After those two unanimous hand-clappers, the situation gets more complicated, and mostly grimmer.
"Progress has been marginal," says Del. Brian Frosh, the Montgomery County Democrat who has seen the Environmental Matters Committee on which he serves kill or gut several key bills.
"It seems like a lot of members are all for saving the bay, but not right now, not if it costs money, not if it requires anybody to give up anything," he says.
Environmental groups have spent a lot of energy this session stalling a Schaefer administration bill that would give Maryland primary authority -- now shared with the federal government -- for protecting nontidal wetlands.
The goal is a worthy one, to streamline the cumbersome permit process regulating projects that impact these vital habitats and pollution filters.
Streamlining would make life less burdensome for property owners and businesses. It should help environmental managers shift the focus to the merits of wetlands, instead of the bureaucratic hassles they sometimes cause.
Until now, the state's proposed takeover has had enough flaws to deserve to fail. Environmentalists point out that it removes protection for endangered species and weakens the public's right to intervene.
It also seems possible that the state might further delegate wetlands authority to every county, which could create an impossible mess for enforcement.
As of this week, the state is putting on a full-court press, trying to amend the bill enough to win over environmental objections, which otherwise will probably prove fatal to passage.

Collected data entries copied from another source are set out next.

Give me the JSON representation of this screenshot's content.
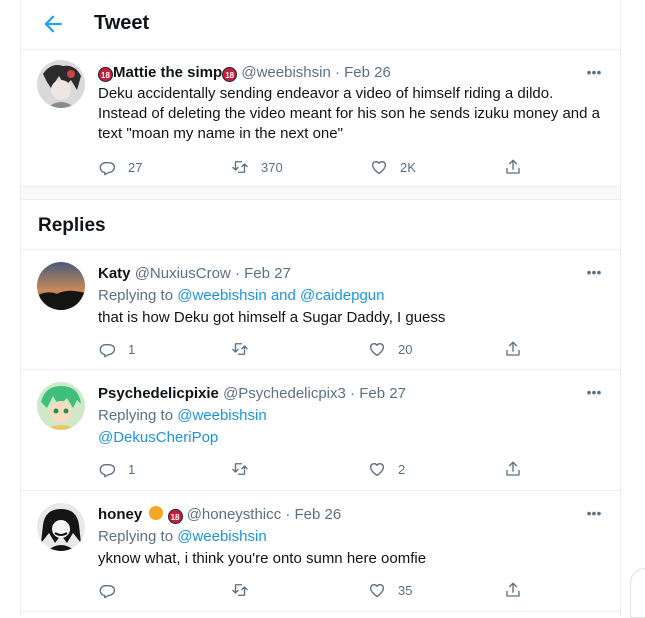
{
  "header": {
    "title": "Tweet"
  },
  "main_tweet": {
    "name": "Mattie the simp",
    "name_badge": "18",
    "handle": "@weebishsin",
    "date": "Feb 26",
    "text": "Deku accidentally sending endeavor a video of himself riding a dildo. Instead of deleting the video meant for his son he sends izuku money and a text \"moan my name in the next one\"",
    "replies": "27",
    "retweets": "370",
    "likes": "2K"
  },
  "replies_heading": "Replies",
  "replies": [
    {
      "name": "Katy",
      "handle": "@NuxiusCrow",
      "date": "Feb 27",
      "replying_prefix": "Replying to ",
      "replying_to": "@weebishsin and @caidepgun",
      "text": "that is how Deku got himself a Sugar Daddy, I guess",
      "replies": "1",
      "retweets": "",
      "likes": "20"
    },
    {
      "name": "Psychedelicpixie",
      "handle": "@Psychedelicpix3",
      "date": "Feb 27",
      "replying_prefix": "Replying to ",
      "replying_to": "@weebishsin",
      "text": "@DekusCheriPop",
      "replies": "1",
      "retweets": "",
      "likes": "2"
    },
    {
      "name": "honey",
      "name_badge": "18",
      "handle": "@honeysthicc",
      "date": "Feb 26",
      "replying_prefix": "Replying to ",
      "replying_to": "@weebishsin",
      "text": "yknow what, i think you're onto sumn here oomfie",
      "replies": "",
      "retweets": "",
      "likes": "35"
    }
  ],
  "dot": "·",
  "more": "•••",
  "colors": {
    "accent": "#1da1f2",
    "link": "#1b95e0",
    "muted": "#5b7083",
    "badge": "#c91d3e"
  },
  "icons": [
    "back-arrow-icon",
    "more-icon",
    "reply-icon",
    "retweet-icon",
    "like-icon",
    "share-icon"
  ]
}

Things will likely go down to the wire with the wetlands bill. If it passes, environmentalists probably will feel like they won -- but only marginally.
Maybe the most significant piece of bay legislation moving toward passage is a new law to regulate crabbing. I say "maybe," because it has been amended so furiously that I'm not sure anyone knows precisely everything it does at this point.

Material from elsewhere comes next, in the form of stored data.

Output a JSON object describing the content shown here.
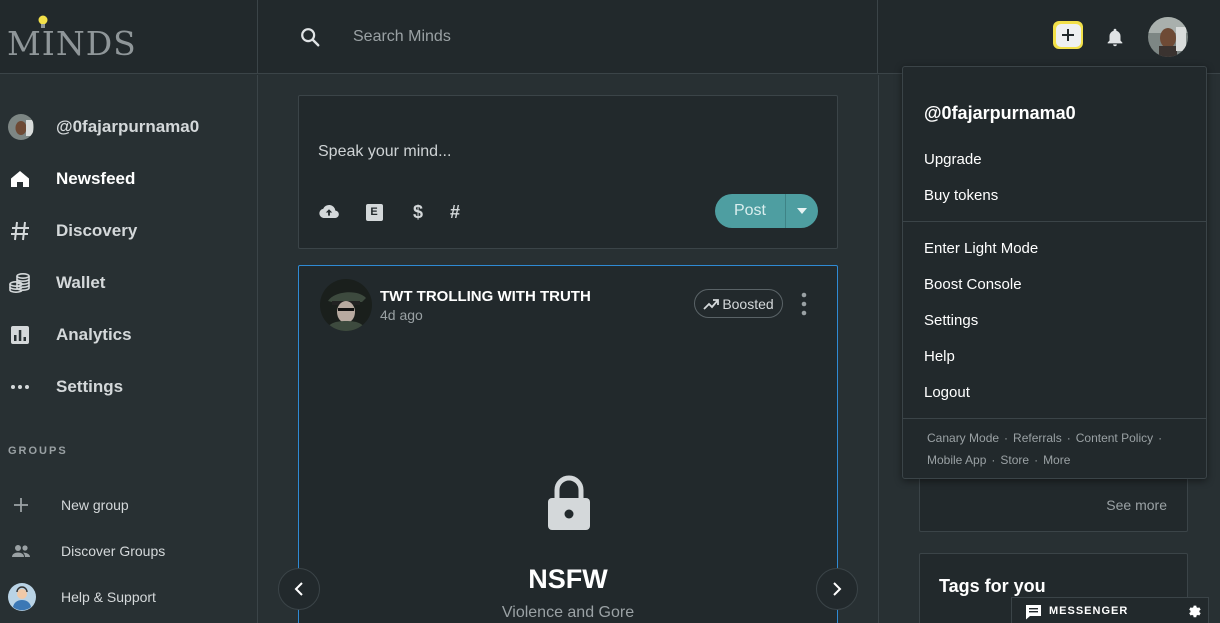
{
  "app": {
    "logo_text": "MINDS",
    "accent_color": "#4e9ea1",
    "boost_border_color": "#2f8ad4"
  },
  "topbar": {
    "search_placeholder": "Search Minds",
    "icons": [
      "search-icon",
      "compose-icon",
      "notifications-bell-icon",
      "user-avatar"
    ]
  },
  "sidebar": {
    "user": {
      "handle": "@0fajarpurnama0"
    },
    "items": [
      {
        "label": "Newsfeed",
        "icon": "home-icon",
        "active": true
      },
      {
        "label": "Discovery",
        "icon": "hash-icon"
      },
      {
        "label": "Wallet",
        "icon": "coins-icon"
      },
      {
        "label": "Analytics",
        "icon": "chart-icon"
      },
      {
        "label": "Settings",
        "icon": "more-dots-icon"
      }
    ],
    "groups_title": "GROUPS",
    "groups": [
      {
        "label": "New group",
        "icon": "plus-icon"
      },
      {
        "label": "Discover Groups",
        "icon": "people-icon"
      },
      {
        "label": "Help & Support",
        "icon": "support-avatar"
      }
    ]
  },
  "composer": {
    "placeholder": "Speak your mind...",
    "tools": [
      "upload-icon",
      "nsfw-e-icon",
      "dollar-icon",
      "hashtag-icon"
    ],
    "tool_labels": {
      "nsfw": "E",
      "dollar": "$",
      "hashtag": "#"
    },
    "post_label": "Post"
  },
  "activity": {
    "owner": "TWT TROLLING WITH TRUTH",
    "time": "4d ago",
    "badge": "Boosted",
    "nsfw_title": "NSFW",
    "nsfw_reason": "Violence and Gore"
  },
  "right": {
    "see_more": "See more",
    "tags_title": "Tags for you"
  },
  "dropdown": {
    "handle": "@0fajarpurnama0",
    "group1": [
      "Upgrade",
      "Buy tokens"
    ],
    "group2": [
      "Enter Light Mode",
      "Boost Console",
      "Settings",
      "Help",
      "Logout"
    ],
    "footer_line1": [
      "Canary Mode",
      "Referrals",
      "Content Policy"
    ],
    "footer_line2": [
      "Mobile App",
      "Store",
      "More"
    ]
  },
  "messenger": {
    "label": "MESSENGER"
  }
}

Still, it appears to make a serious start at capping the number of commercial crabbing and finfishing licenses the state will issue for the bay.
I still have doubts about the state's ability to enforce some of the bill's limits, such as the number of crab pots watermen use; but a wide range of environmentalists and fisheries interests are supporting it.

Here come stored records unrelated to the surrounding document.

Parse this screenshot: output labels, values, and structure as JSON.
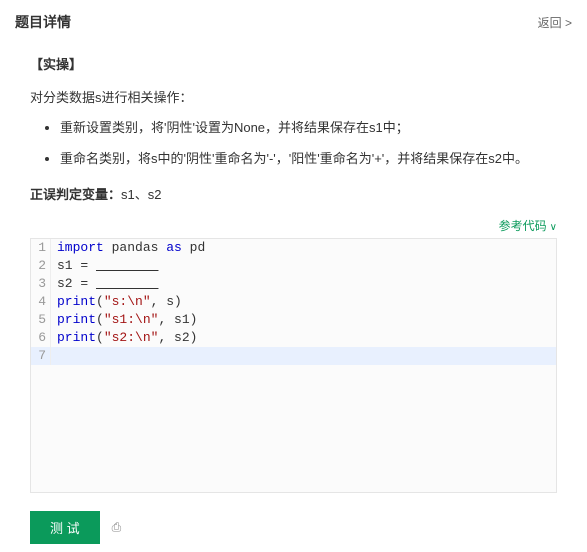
{
  "header": {
    "title": "题目详情",
    "back": "返回 >"
  },
  "section": {
    "label": "【实操】",
    "description": "对分类数据s进行相关操作：",
    "bullets": [
      "重新设置类别，将'阴性'设置为None，并将结果保存在s1中；",
      "重命名类别，将s中的'阴性'重命名为'-'，'阳性'重命名为'+'，并将结果保存在s2中。"
    ],
    "verdict_label": "正误判定变量：",
    "verdict_value": "s1、s2"
  },
  "ref_code": {
    "label": "参考代码",
    "chev": "∨"
  },
  "code": {
    "lines": [
      {
        "n": "1",
        "segs": [
          {
            "t": "import",
            "c": "kw"
          },
          {
            "t": " pandas ",
            "c": "id"
          },
          {
            "t": "as",
            "c": "kw"
          },
          {
            "t": " pd",
            "c": "id"
          }
        ]
      },
      {
        "n": "2",
        "segs": [
          {
            "t": "s1 = ",
            "c": "id"
          },
          {
            "t": "________",
            "c": "id",
            "u": true
          }
        ]
      },
      {
        "n": "3",
        "segs": [
          {
            "t": "s2 = ",
            "c": "id"
          },
          {
            "t": "________",
            "c": "id",
            "u": true
          }
        ]
      },
      {
        "n": "4",
        "segs": [
          {
            "t": "print",
            "c": "kw"
          },
          {
            "t": "(",
            "c": "id"
          },
          {
            "t": "\"s:\\n\"",
            "c": "str"
          },
          {
            "t": ", s)",
            "c": "id"
          }
        ]
      },
      {
        "n": "5",
        "segs": [
          {
            "t": "print",
            "c": "kw"
          },
          {
            "t": "(",
            "c": "id"
          },
          {
            "t": "\"s1:\\n\"",
            "c": "str"
          },
          {
            "t": ", s1)",
            "c": "id"
          }
        ]
      },
      {
        "n": "6",
        "segs": [
          {
            "t": "print",
            "c": "kw"
          },
          {
            "t": "(",
            "c": "id"
          },
          {
            "t": "\"s2:\\n\"",
            "c": "str"
          },
          {
            "t": ", s2)",
            "c": "id"
          }
        ]
      },
      {
        "n": "7",
        "segs": [],
        "active": true
      }
    ]
  },
  "footer": {
    "test_btn": "测 试",
    "icon": "⎙"
  }
}
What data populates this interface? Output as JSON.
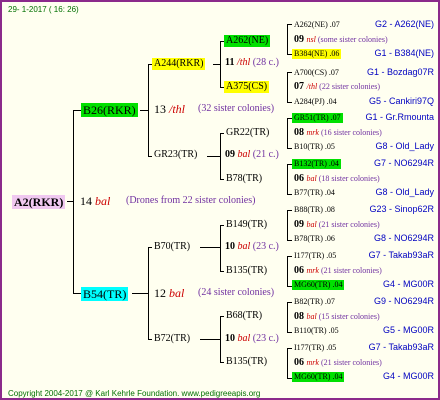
{
  "header": "29-  1-2017 ( 16: 26)",
  "footer": "Copyright 2004-2017 @ Karl Kehrle Foundation.   www.pedigreeapis.org",
  "root": {
    "label": "A2(RKR)",
    "gen_no": "14",
    "bal": "bal",
    "note": "(Drones from 22 sister colonies)"
  },
  "father": {
    "label": "B26(RKR)",
    "gen_no": "13",
    "mark": "/thl",
    "note": "(32 sister colonies)"
  },
  "mother": {
    "label": "B54(TR)",
    "gen_no": "12",
    "mark": "bal",
    "note": "(24 sister colonies)"
  },
  "ff": {
    "label": "A244(RKR)",
    "gen_no": "11",
    "mark": "/thl",
    "note": "(28 c.)"
  },
  "fm": {
    "label": "GR23(TR)",
    "gen_no": "09",
    "mark": "bal",
    "note": "(21 c.)"
  },
  "mf": {
    "label": "B70(TR)",
    "gen_no": "10",
    "mark": "bal",
    "note": "(23 c.)"
  },
  "mm": {
    "label": "B72(TR)",
    "gen_no": "10",
    "mark": "bal",
    "note": "(23 c.)"
  },
  "g3": {
    "a262": "A262(NE)",
    "a375": "A375(CS)",
    "gr22": "GR22(TR)",
    "b78": "B78(TR)",
    "b149": "B149(TR)",
    "b135a": "B135(TR)",
    "b68": "B68(TR)",
    "b135b": "B135(TR)"
  },
  "rows": [
    {
      "l": "A262(NE) .07",
      "r": "G2 - A262(NE)"
    },
    {
      "n": "09",
      "m": "nsl",
      "s": "(some sister colonies)"
    },
    {
      "l": "B384(NE) .06",
      "r": "G1 - B384(NE)"
    },
    {
      "l": "A700(CS) .07",
      "r": "G1 - Bozdag07R"
    },
    {
      "n": "07",
      "m": "/thl",
      "s": "(22 sister colonies)"
    },
    {
      "l": "A284(PJ) .04",
      "r": "G5 - Cankiri97Q"
    },
    {
      "l": "GR51(TR) .07",
      "r": "G1 - Gr.Rmounta"
    },
    {
      "n": "08",
      "m": "mrk",
      "s": "(16 sister colonies)"
    },
    {
      "l": "B10(TR) .05",
      "r": "G8 - Old_Lady"
    },
    {
      "l": "B132(TR) .04",
      "r": "G7 - NO6294R"
    },
    {
      "n": "06",
      "m": "bal",
      "s": "(18 sister colonies)"
    },
    {
      "l": "B77(TR) .04",
      "r": "G8 - Old_Lady"
    },
    {
      "l": "B88(TR) .08",
      "r": "G23 - Sinop62R"
    },
    {
      "n": "09",
      "m": "bal",
      "s": "(21 sister colonies)"
    },
    {
      "l": "B78(TR) .06",
      "r": "G8 - NO6294R"
    },
    {
      "l": "I177(TR) .05",
      "r": "G7 - Takab93aR"
    },
    {
      "n": "06",
      "m": "mrk",
      "s": "(21 sister colonies)"
    },
    {
      "l": "MG60(TR) .04",
      "r": "G4 - MG00R"
    },
    {
      "l": "B82(TR) .07",
      "r": "G9 - NO6294R"
    },
    {
      "n": "08",
      "m": "bal",
      "s": "(15 sister colonies)"
    },
    {
      "l": "B110(TR) .05",
      "r": "G5 - MG00R"
    },
    {
      "l": "I177(TR) .05",
      "r": "G7 - Takab93aR"
    },
    {
      "n": "06",
      "m": "mrk",
      "s": "(21 sister colonies)"
    },
    {
      "l": "MG60(TR) .04",
      "r": "G4 - MG00R"
    }
  ],
  "colors": {
    "green": "#00e000",
    "yellow": "#ffff00",
    "cyan": "#00ffff",
    "pink": "#f0c8f0"
  }
}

If it succeeds, as advertised, in curbing the growing pressure on the bay's crabs, it will mark one of the first times anywhere that a state has taken conservative action before a species goes into decline.
Except for a widely supported package of amendments to improve the state's forest protection law, that is about all the positive environmental news from this session.
By one vote, the Senate defeated environmentalists' major bill, to give citizens the right to challenge in court a variety of state-permit decisions, ranging from siting of landfills to the approval of industrial discharges to streams.
Maryland interprets the standing of citizens in such cases more narrowly than most states, to include only those with a financial interest, or adjacent property.
It has created the ironic situation where a developer whose project threatens a bog, or a factory discharging to a stream, can sue over denial of a permit, because it affects them financially; while someone who loves to fish the stream, or bird watch in the bog, has no standing at all.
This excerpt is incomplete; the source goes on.